Saturday, December 22, 2012

Knight and Day overview



The pretext for all the thunderous comings and goings in "Knight and Day" is a small battery, hardly larger than a D-cell, that the hero must keep out of the hands of various bad guys. It is not, we are told, "your average Duracell," but "the first perpetual energy source since the sun." The source of this movie's energy is near-perpetual desperation. You can see it in Tom Cruise's fixed grin, and in the mad proliferation of unspecial effects. You can feel it in the feverish pace, and in the stuttering style of an action adventure that wants to be seen as a gleeful send-up of "Mission Impossible," yet mires its star in hapless self-parody.
For years now, summer movies have been wearing their audiences down. With the spectacular exception of "Toy Story 3," this summer's studio releases have been so dispiriting that even critics who know better are blunting their barbs and giving trash a pass as harmless entertainment. I've done that too, on occasion; being a serial spoilsport isn't a lot of fun. Far from wearing me down, though, "Knight and Day" woke me up to just how awful some summer entertainments have become. It isn't that the film is harmful, except to moviegoers' wallets and movie lovers' morale, but that it is truly phenomenal for the purity of its incoherence.

The starting point of the story is a chance encounter between Mr. Cruise's Roy Miller, a secret agent on a mission more dangerous than he knows, and Cameron Diaz's June Havens, who restores old cars for a living. The starting point of the writers—there must have been a bunch, though Patrick O'Neill gets sole writer credit—was Hitchcock's "North by Northwest" with the genders reversed: June is the innocent, originally played by Cary Grant, who gets caught up in a succession of incomprehensible events. (Within the limits of the enterprise, Ms. Diaz manages to be likable, though the movie finally presses her into awfully foolish action-heroine service in the dubious tradition of "Mr. & Mrs. Smith.") But what was mysterious in the Hitchcock film is gibberish in this one, which was directed by James Mangold.

At least some of it was directed by Mr. Mangold. Much of it is the consequence of what I've come to think of as digital delirium, a state of being that prompts studios with deep pockets and shallow perspectives to believe that because something can be done digitally it should be done.

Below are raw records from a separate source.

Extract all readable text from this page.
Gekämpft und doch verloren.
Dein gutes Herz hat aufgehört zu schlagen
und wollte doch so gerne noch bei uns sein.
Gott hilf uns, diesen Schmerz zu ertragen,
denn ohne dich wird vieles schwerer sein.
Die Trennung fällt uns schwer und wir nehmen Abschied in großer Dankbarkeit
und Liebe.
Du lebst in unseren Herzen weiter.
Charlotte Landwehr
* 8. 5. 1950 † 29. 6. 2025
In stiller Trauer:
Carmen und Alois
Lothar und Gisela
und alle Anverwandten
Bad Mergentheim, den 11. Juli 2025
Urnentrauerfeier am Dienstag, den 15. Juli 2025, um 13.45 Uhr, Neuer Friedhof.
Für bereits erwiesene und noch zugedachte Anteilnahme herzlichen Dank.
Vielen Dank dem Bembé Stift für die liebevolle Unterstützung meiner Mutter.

Almost anything can be done with these new techniques, and "Knight and Day" is here to prove it—an airliner's crash landing, which is absolutely devoid of any drama; an airborne motorcycle; a running of Pamplona's bulls; a relentless succession of ritual explosions, and a series of chases that fill the sky with a galaxy of spinning cars. These effects are familiar, of course, but no longer amusingly so, as they were in the digital era's early days. Now they're snorefully boring and cumulatively deadening because they owe no allegiance to the laws of physics, let alone to the dictates of effective drama. As big-budget special effects grow ever more ungrounded, the movies that rely on them are coming unmoored.